Sona, âgé de 25 ans, la seule personne jamais accusée dans ce dossier, a baissé la tête dans la salle d'audience du tribunal de Guelph, alors que des proches tentaient de retenir des larmes. Le jeune homme est passible d'une peine maximale de cinq ans de prison et d'une amende de 5000 $. Il était accusé «d'avoir volontairement empêché ou de s'être efforcé d'empêcher un électeur de voter».

Le juge a rejeté le témoignage inégal et «largement intéressé» du témoin vedette de la Couronne, Andrew Prescott, qui a obtenu l'immunité judiciaire avant de témoigner contre son ancien ami et collègue. Les autres témoins étaient bien plus crédibles, estime le magistrat: de jeunes employés conservateurs qui ont décrit de quelle façon Sona s'était rapidement vanté d'avoir mis au point un stratagème pour barrer le vote libéral, un plan qu'il comparait à ceux de la télésérie «24 heures chrono».

Aujourd'hui, la saga des appels automatisés de Guelph est bien connue. Au matin du 2 mai 2011, jour de scrutin national, des appels automatisés ont été logés en ciblant certains électeurs de Guelph — dont une majorité de partisans libéraux — avec des instructions erronées sur l'endroit où ils devaient aller voter. L'entreprise d'Edmonton qui a logé les appels, RackNine, avait été choisie par un client ayant donné de fausses identités — y compris le célèbre «Pierre Poutine» —, un téléphone cellulaire facturé à la minute et des cartes de crédit prépayées.

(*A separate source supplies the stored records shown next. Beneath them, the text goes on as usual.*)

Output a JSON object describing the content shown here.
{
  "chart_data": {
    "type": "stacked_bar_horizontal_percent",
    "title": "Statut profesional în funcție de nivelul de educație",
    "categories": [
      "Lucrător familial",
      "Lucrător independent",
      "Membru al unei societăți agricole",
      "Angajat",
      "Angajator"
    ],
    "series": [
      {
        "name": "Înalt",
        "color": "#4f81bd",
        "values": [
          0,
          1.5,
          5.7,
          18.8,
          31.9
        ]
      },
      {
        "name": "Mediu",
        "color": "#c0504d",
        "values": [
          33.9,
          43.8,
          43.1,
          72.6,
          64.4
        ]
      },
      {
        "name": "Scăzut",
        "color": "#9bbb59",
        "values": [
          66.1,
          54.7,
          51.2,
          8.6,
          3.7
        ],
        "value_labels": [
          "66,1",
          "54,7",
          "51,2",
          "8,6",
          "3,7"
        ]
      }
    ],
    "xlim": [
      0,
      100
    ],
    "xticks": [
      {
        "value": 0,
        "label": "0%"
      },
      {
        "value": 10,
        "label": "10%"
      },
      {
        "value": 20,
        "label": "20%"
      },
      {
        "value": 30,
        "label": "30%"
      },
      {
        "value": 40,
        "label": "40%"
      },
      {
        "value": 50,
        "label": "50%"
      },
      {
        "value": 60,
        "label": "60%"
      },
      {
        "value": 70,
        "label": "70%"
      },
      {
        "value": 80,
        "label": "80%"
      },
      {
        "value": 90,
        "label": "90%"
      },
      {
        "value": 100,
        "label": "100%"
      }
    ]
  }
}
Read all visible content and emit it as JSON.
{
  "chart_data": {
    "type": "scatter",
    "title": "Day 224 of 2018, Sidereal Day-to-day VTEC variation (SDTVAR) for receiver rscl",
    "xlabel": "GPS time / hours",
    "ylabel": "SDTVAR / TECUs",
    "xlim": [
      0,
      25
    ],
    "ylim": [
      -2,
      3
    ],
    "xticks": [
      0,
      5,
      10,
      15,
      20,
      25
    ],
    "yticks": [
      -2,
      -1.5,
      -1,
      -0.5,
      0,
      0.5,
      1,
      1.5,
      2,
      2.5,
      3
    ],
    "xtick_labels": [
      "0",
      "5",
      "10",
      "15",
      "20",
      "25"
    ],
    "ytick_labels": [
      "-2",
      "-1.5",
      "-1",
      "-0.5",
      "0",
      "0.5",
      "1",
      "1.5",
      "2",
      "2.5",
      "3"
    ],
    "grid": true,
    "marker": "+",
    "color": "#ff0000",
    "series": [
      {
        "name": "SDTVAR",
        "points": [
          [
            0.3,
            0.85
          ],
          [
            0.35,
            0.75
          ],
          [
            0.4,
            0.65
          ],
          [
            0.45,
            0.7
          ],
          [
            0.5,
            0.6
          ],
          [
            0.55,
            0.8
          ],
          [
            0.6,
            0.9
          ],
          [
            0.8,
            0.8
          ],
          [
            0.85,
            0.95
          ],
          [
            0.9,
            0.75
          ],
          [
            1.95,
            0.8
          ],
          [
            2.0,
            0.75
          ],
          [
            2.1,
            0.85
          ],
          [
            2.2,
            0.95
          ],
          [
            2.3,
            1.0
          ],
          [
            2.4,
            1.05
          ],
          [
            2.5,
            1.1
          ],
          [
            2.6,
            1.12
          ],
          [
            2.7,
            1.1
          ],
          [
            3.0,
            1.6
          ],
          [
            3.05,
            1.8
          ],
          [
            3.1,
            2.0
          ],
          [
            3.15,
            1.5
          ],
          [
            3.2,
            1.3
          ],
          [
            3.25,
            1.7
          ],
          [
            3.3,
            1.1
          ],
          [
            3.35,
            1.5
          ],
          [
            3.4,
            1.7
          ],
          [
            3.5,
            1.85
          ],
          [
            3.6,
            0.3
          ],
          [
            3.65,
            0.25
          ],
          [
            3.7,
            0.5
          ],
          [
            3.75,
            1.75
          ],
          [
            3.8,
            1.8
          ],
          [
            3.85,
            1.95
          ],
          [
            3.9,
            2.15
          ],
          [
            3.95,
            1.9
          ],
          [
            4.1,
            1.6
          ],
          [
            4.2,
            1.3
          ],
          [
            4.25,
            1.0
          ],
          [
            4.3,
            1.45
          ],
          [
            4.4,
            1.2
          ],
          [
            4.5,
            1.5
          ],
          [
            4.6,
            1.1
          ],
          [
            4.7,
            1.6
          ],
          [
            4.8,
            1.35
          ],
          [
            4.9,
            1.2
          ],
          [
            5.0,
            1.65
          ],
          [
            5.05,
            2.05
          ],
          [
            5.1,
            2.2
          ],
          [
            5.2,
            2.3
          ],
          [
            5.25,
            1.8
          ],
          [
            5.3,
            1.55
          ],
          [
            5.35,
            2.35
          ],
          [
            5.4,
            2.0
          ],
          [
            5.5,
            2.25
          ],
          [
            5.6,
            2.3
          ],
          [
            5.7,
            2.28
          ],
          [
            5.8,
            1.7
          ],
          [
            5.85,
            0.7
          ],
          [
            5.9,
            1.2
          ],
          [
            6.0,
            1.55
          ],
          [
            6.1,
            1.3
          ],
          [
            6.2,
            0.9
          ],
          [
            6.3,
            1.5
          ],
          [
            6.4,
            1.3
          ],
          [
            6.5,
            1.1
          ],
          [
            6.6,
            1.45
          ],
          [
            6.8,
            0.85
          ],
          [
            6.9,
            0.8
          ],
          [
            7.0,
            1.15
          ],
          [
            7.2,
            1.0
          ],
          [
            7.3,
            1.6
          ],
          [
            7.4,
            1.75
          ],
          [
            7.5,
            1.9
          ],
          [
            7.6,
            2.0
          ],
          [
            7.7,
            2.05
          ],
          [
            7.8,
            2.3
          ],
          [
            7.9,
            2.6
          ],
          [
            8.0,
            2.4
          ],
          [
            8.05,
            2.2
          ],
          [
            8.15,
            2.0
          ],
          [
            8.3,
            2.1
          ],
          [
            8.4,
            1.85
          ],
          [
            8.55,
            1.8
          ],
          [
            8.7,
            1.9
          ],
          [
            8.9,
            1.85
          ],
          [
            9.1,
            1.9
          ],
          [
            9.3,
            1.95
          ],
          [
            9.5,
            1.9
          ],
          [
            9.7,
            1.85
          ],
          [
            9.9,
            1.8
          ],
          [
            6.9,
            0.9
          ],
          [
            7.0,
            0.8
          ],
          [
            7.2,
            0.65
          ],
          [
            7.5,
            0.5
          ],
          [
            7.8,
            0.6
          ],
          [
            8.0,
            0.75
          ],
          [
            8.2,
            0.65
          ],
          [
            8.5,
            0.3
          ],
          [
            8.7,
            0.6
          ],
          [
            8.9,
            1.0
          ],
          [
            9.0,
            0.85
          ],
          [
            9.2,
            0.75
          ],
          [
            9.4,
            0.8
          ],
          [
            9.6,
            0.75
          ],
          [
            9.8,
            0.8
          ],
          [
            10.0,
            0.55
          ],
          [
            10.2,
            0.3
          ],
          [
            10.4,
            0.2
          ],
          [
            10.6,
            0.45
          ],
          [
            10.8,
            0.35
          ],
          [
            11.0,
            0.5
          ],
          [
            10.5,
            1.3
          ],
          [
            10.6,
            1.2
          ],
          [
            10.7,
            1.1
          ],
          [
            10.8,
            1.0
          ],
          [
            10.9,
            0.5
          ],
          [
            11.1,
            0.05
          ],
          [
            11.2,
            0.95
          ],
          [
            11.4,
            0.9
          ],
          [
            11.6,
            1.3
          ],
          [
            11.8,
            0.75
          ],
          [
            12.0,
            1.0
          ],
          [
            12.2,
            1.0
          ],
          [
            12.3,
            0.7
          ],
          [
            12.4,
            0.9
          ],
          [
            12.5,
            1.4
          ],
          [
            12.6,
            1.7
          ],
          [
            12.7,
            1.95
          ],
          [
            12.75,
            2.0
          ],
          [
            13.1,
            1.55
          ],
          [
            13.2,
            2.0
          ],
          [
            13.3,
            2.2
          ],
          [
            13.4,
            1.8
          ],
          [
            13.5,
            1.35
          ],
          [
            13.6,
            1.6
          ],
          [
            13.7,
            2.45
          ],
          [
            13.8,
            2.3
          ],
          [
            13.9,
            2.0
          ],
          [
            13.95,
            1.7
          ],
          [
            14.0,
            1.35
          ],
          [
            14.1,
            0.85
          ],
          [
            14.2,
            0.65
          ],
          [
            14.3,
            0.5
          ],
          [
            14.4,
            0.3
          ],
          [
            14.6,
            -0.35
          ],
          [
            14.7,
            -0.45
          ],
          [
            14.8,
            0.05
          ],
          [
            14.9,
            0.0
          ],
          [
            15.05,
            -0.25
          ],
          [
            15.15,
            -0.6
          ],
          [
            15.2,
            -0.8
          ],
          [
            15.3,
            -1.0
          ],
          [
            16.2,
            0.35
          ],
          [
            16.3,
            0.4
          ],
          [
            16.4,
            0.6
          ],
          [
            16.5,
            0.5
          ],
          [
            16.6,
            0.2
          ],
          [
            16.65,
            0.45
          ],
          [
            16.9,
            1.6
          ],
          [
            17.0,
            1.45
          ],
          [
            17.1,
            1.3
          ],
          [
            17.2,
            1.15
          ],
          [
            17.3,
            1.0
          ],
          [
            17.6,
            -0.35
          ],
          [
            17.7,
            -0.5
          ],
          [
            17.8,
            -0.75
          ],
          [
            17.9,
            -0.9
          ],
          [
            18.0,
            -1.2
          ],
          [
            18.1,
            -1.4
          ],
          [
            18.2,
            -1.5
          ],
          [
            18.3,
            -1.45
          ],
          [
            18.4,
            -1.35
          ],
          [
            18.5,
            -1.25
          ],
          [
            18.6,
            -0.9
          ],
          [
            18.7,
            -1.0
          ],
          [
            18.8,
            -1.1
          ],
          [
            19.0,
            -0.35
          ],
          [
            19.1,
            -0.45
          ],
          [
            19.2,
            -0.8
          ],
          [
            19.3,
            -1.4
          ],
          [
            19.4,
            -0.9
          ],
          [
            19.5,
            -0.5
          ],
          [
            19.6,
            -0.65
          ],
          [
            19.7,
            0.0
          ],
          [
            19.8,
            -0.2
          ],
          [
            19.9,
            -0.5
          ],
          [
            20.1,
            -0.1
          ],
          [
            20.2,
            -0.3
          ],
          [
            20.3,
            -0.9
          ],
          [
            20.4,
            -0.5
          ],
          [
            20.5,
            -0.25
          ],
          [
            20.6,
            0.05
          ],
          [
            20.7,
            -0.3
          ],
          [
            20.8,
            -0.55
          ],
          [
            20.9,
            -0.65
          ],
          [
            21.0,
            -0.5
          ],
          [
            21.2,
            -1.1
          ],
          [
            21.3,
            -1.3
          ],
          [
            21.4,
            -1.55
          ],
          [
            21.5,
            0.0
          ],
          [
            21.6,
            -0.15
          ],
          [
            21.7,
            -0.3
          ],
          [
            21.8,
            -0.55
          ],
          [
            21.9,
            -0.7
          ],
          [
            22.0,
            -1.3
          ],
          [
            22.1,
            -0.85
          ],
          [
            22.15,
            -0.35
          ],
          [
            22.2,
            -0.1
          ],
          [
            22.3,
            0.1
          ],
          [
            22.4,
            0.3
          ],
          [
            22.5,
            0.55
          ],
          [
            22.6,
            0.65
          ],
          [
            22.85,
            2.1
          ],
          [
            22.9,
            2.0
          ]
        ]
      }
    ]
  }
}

Dans leurs plaidoiries finales, la défense et la Couronne ont toutes deux dit croire que plus d'une personne avait mis ce stratagème au point. La possibilité d'une conspiration a longtemps été associée à cette affaire des appels automatisés, et le juge Hearn est bien d'accord avec cette hypothèse. «[Mais] même si les preuves indiquent qu'il n'a sans doute pas agi seul, [Sona] était quand même bel et bien impliqué dans le crime.»

À l'extérieur du tribunal, l'avocat de Sona, Norm Boxall, a dit que son client était «très déçu» du jugement. Il a précisé que la décision d'aller ou non en appel ne sera pas prise immédiatement. Son client doit revenir en cour le 17 octobre pour une audience sur la peine.

Pour l'avocat de la Couronne Croft Michaelson, «s'il y a un parti politique qui a participé activement à une conspiration visant à empêcher les électeurs d'aller vote, cela serait un geste grave», ajoutant que les fautifs seraient «sans aucun doute poursuivis».

Cory Hann, un porte-parole du Parti conservateur, a promptement réagi au verdict, publiant une déclaration quelques minutes seulement après la décision. «La suppression du vote est extrêmement grave et les responsables doivent être poursuivis dans toute la mesure permise par la loi», a-t-il écrit.

Le porte-parole du Nouveau Parti démocratique en matière de réforme démocratique, Craig Scott, a estimé que «vu la clarté avec laquelle le juge a affirmé que d'autres personnes avaient été impliquées, il est temps que Stephen Harper et la directrice de campagne conservatrice, Jenni Byrne, arrêtent de rejeter le blâme sur les membres du personnel plus jeunes et qu'ils expliquent enfin aux Canadiens ce qui s'est réellement passé».

«Les conservateurs doivent arrêter d'affirmer qu'il s'agit juste d'une pomme pourrie, a-t-il dit. Le juge a bel et bien affirmé que d'autres personnes avaient été impliquées. Il faut mettre fin à l'obstruction créée par les conservateurs.»

M. Scott a soutenu que «non seulement les conservateurs ont-ils évité de dire la vérité, mais ils ont également réduit le financement d'Élections Canada, tout en essayant de réécrire les lois électorales du Canada afin de limiter l'indépendance du directeur général des élections et du commissaire aux élections fédérales».

Au Conseil des Canadiens, on rappelle que les conservateurs n'en sont pas à leur premier scandale lié à des irrégularités électorales. «Souvenez-vous que ce n'est pas arrivé seulement à Guelph», indique la présidente, Maude Barlow.